Graphene-coated polypropylene fibres as low-power wearable temperature sensors
A team of scientists from the UK and Portugal has produced graphene-coated polypropylene (PP) fibres that can be used in wearable textiles as temperature sensors. Operating in the range of 30 to 45 oC at voltages as low as 1 V, textiles incorporating these fibres could be used to actively measure body temperature of the wearer.
Fibres with integrated sensing functionality overcome some key issues related to the use of monolithic sensors that are attached to either clothes or skin, such as ease of use and wearer comfort. Moreover, many attachable sensors are not robust against washing, and some require external high-power voltage supplies. The new graphene-PP based solution resolves all these issues, as described in the application-driven work published in ACS Applied Materials & Interfaces.
PP is a textile fibre material that is strong and transparent, lightweight, eco-friendly and recyclable. The researchers coat PP, an electrical insulator, with graphene to create fibres that are electrically conductive, their resistance changing with temperature. With an outlook for practical device development, the researchers tested two types of graphene that is suitable for mass production, CVD grown and shear exfoliated. The CVD grown graphene exhibited higher sensitivity to temperature, due to its better uniformity. The resistance changes by several percent across temperatures of interest, which is suitable for practical use.

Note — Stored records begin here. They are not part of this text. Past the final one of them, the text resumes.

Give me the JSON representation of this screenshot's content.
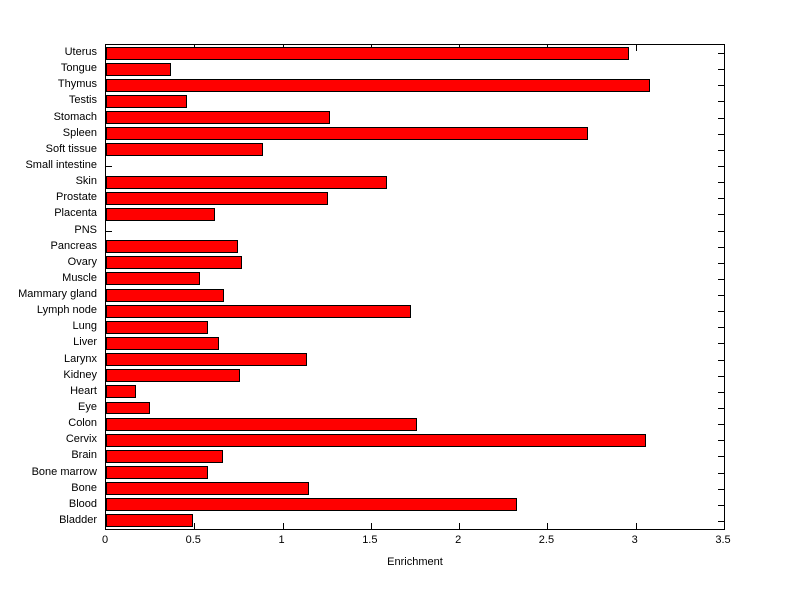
{
  "chart_data": {
    "type": "bar",
    "orientation": "horizontal",
    "title": "",
    "xlabel": "Enrichment",
    "ylabel": "",
    "xlim": [
      0,
      3.5
    ],
    "xticks": [
      0,
      0.5,
      1,
      1.5,
      2,
      2.5,
      3,
      3.5
    ],
    "xtick_labels": [
      "0",
      "0.5",
      "1",
      "1.5",
      "2",
      "2.5",
      "3",
      "3.5"
    ],
    "grid": false,
    "legend": null,
    "bar_color": "#ff0000",
    "bar_edge_color": "#000000",
    "categories_top_to_bottom": [
      "Uterus",
      "Tongue",
      "Thymus",
      "Testis",
      "Stomach",
      "Spleen",
      "Soft tissue",
      "Small intestine",
      "Skin",
      "Prostate",
      "Placenta",
      "PNS",
      "Pancreas",
      "Ovary",
      "Muscle",
      "Mammary gland",
      "Lymph node",
      "Lung",
      "Liver",
      "Larynx",
      "Kidney",
      "Heart",
      "Eye",
      "Colon",
      "Cervix",
      "Brain",
      "Bone marrow",
      "Bone",
      "Blood",
      "Bladder"
    ],
    "values": [
      2.96,
      0.37,
      3.08,
      0.46,
      1.27,
      2.73,
      0.89,
      0,
      1.59,
      1.26,
      0.62,
      0,
      0.75,
      0.77,
      0.53,
      0.67,
      1.73,
      0.58,
      0.64,
      1.14,
      0.76,
      0.17,
      0.25,
      1.76,
      3.06,
      0.66,
      0.58,
      1.15,
      2.33,
      0.49
    ]
  }
}
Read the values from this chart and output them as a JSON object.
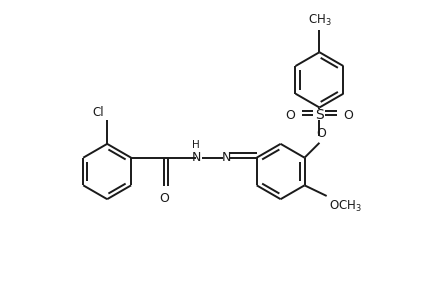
{
  "bg_color": "#ffffff",
  "line_color": "#1a1a1a",
  "line_width": 1.4,
  "font_size": 8.5,
  "figsize": [
    4.44,
    2.92
  ],
  "dpi": 100,
  "xlim": [
    -5.5,
    4.5
  ],
  "ylim": [
    -3.0,
    3.8
  ]
}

Figure: Graphene on polypropylene fibre temperature sensor – real life use test. Reprinted with permission from ACS Appl. Mater. Interfaces 2020, 12, 26, 29861–29867. Copyright 2020 American Chemical Society.
In order to simulate real-life usage, the novel fibres were tested against bending for up to 1000 cycles and washing in laundry detergent at different temperatures. The devices exhibited excellent stability under all tested conditions. These sensors have potential applications in continuous measurement of human body temperature through integration in garments, or ambient temperature through integration in upholstery.